Labor board to investigate Delta Airlines' union election


The flight attendants union hailed the verdict, saying "Delta flight attendants will finally have their day in court.”

"Delta management’s misconduct in this election was blatant and persistent – from daily emails to a barrage of misinformation sent in slick brochures to homes, to encouraging flight attendants to vote on company computers, where they could be monitored,” AFA President Veda Shook said in a statement.

“Delta management has not denied the substance of any of our charges,” she continued. “Instead, they have disrupted lives by denying Flight Attendants the right to a fair election and delaying the integration process.”

The conservative Workforce Fairness Institute had a different take, comparing the investigation to a lawsuit filed by the National Labor Relationship Board against airplane manufacturer Boeing. In that case, the NLRB alleges Boeing retaliated for strikes at its exist plant near Seattle, Wash. by decided to build a new 787 plant in South Carolina.
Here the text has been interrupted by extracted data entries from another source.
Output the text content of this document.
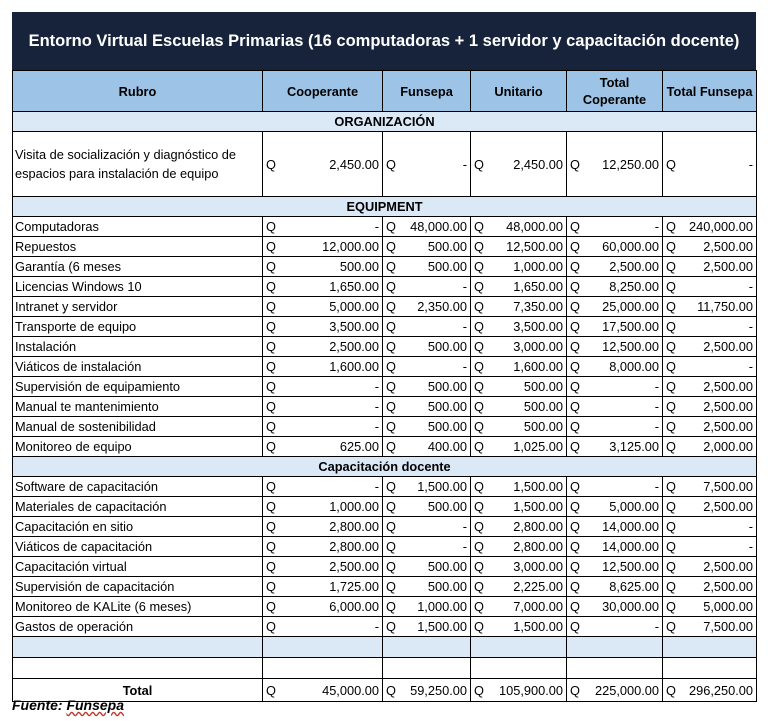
Entorno Virtual Escuelas Primarias (16 computadoras + 1 servidor y capacitación docente)
Rubro	Cooperante		Funsepa		Unitario		Total Coperante		Total Funsepa	
ORGANIZACIÓN										
Visita de socialización y diagnóstico de espacios para instalación de equipo	Q	2,450.00	Q	-	Q	2,450.00	Q	12,250.00	Q	-
EQUIPMENT										
Computadoras	Q	-	Q	48,000.00	Q	48,000.00	Q	-	Q	240,000.00
Repuestos	Q	12,000.00	Q	500.00	Q	12,500.00	Q	60,000.00	Q	2,500.00
Garantía (6 meses	Q	500.00	Q	500.00	Q	1,000.00	Q	2,500.00	Q	2,500.00
Licencias Windows 10	Q	1,650.00	Q	-	Q	1,650.00	Q	8,250.00	Q	-
Intranet y servidor	Q	5,000.00	Q	2,350.00	Q	7,350.00	Q	25,000.00	Q	11,750.00
Transporte de equipo	Q	3,500.00	Q	-	Q	3,500.00	Q	17,500.00	Q	-
Instalación	Q	2,500.00	Q	500.00	Q	3,000.00	Q	12,500.00	Q	2,500.00
Viáticos de instalación	Q	1,600.00	Q	-	Q	1,600.00	Q	8,000.00	Q	-
Supervisión de equipamiento	Q	-	Q	500.00	Q	500.00	Q	-	Q	2,500.00
Manual te mantenimiento	Q	-	Q	500.00	Q	500.00	Q	-	Q	2,500.00
Manual de sostenibilidad	Q	-	Q	500.00	Q	500.00	Q	-	Q	2,500.00
Monitoreo de equipo	Q	625.00	Q	400.00	Q	1,025.00	Q	3,125.00	Q	2,000.00
Capacitación docente										
Software de capacitación	Q	-	Q	1,500.00	Q	1,500.00	Q	-	Q	7,500.00
Materiales de capacitación	Q	1,000.00	Q	500.00	Q	1,500.00	Q	5,000.00	Q	2,500.00
Capacitación en sitio	Q	2,800.00	Q	-	Q	2,800.00	Q	14,000.00	Q	-
Viáticos de capacitación	Q	2,800.00	Q	-	Q	2,800.00	Q	14,000.00	Q	-
Capacitación virtual	Q	2,500.00	Q	500.00	Q	3,000.00	Q	12,500.00	Q	2,500.00
Supervisión de capacitación	Q	1,725.00	Q	500.00	Q	2,225.00	Q	8,625.00	Q	2,500.00
Monitoreo de KALite (6 meses)	Q	6,000.00	Q	1,000.00	Q	7,000.00	Q	30,000.00	Q	5,000.00
Gastos de operación	Q	-	Q	1,500.00	Q	1,500.00	Q	-	Q	7,500.00

Total	Q	45,000.00	Q	59,250.00	Q	105,900.00	Q	225,000.00	Q	296,250.00
Fuente: Funsepa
WFI said Thursday it was hard to tell which case was more egregious.

"There is a closely watched match playing out in Washington, D.C. to determine which one of President Obama’s regulatory agencies is the biggest job-killer," WFI spokesman Fred Wszolek said in a statement.  "It is hard to determine whether the National Mediation Board or the National Labor Relations Board has a more radical agenda intended exclusively to ‘payback’ union bosses, while hurting employees and employers.
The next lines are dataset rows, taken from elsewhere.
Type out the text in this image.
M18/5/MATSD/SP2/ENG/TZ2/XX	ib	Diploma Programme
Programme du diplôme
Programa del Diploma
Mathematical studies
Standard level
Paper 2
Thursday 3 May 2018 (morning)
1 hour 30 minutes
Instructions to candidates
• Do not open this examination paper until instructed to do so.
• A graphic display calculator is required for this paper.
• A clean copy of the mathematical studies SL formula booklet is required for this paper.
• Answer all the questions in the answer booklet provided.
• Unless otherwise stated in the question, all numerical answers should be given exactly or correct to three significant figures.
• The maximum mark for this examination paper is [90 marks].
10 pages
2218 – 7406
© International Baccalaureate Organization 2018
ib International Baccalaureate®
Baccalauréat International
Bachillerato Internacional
"Irrespective of which regulatory board is the biggest job-killer, what is clear is that President Obama will need to address the destructive policies of his agencies as he seeks support from workers and job creators in an effort to maintain his own employment next fall,” Wszolek concluded. 

The NMB had already emerged as a conservative target when it changed rules for union elections for airline and railroad employees to define a majority in terms of the actual ballots cast. Previously, non-votes were counted as no votes. Republicans in the House changed the rule back in their version of a spending bill for the Federal Aviation Administration, which has stalled reconcilliation of the bill with the Democratically-controlled Senate.

The change also drew a veto threat from President Obama.